I am not sure if this an indication of my growing older or the pandemic state of affairs or both. There have been a great deal of people in my life who have passed away lately. As an estate planning and administration professional, I work with many people who are walking through the experience of losing people to death. I advise people consistently about the reality that we have no idea how someone will handle the grief experience.
As a firm, we experience people calling us on the day of or the day immediately after a person he or she loved has passed away. Our first response after sharing condolences is to say that the first step is typically not taking legal action. Of course, there are times when it is necessary to call law enforcement if there is a question or information the authorities need to have. However, planning for probate is not the first step. The transition of things comes after taking the emotional step of experiencing the loss.
I am not an expert in grief counseling. I have spent very little time exploring the psychology or sociology of grief. But as a woman who has lost a parent and a child and a professional who works with people who are grieving, I want to share a bit from my place of humanity.
Please allow the time to feel the loss. I am a person who tried to intellectualize the loss when my mother passed away. I tried to work through the loss. I tell you that doesn’t work. Being productive may deflect the emotion but it cannot be put off forever. Many of us have heard of the five stages of grief – denial, bargaining, depression, anger and acceptance. Yet, the labels don’t share how the stages will affect the person experiencing the grief. Nor do we know how long each stage will last.
The experience of grief is not a linear continuum but more like a roller coaster where there are highs and lows. I encourage people to not impose expectations or standards on what anyone’s grief will look like. There are folks who will cry a lot, a little or not at all. The number of tears shed do reflect the pain that is experienced.
The formalities and traditions that we employ help process the pain and the grief that we experience. Many times I work with people who make the decision to not have any formal gathering or service such as a funeral. The pandemic has also limited the ability to have the gathering for funerals or life celebrations. This absence may prolong the denial period.

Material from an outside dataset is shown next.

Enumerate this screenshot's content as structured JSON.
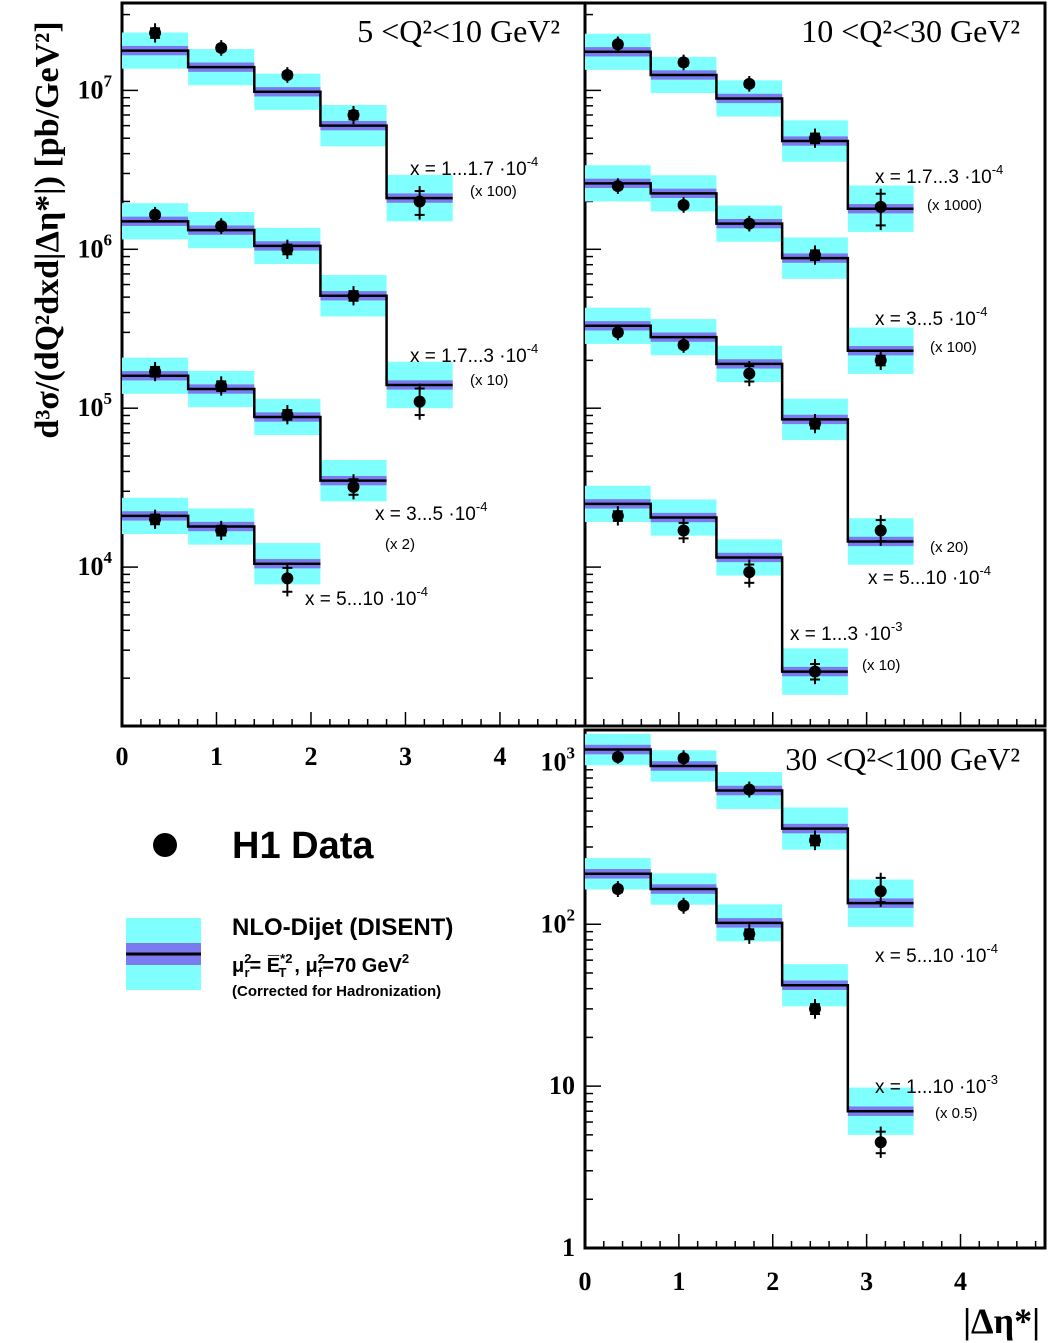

I encourage planners to be thoughtful about the surviving loved ones and realize the loss that is experienced collectively often provides comfort for those left behind. I know that it is often challenging with family and interpersonal dynamics in planning for the end of life celebration. Yet, the confusion that we experience as a culture in struggling with our mortality can be overwhelming for many.
Grief is not to be avoided or prevented as we are blessed to share our lives with loved ones. I encourage people to celebrate the life and love that we share and appreciate each and every moment that is a blessing. We are not to be independent but interdependent. We are indeed better together.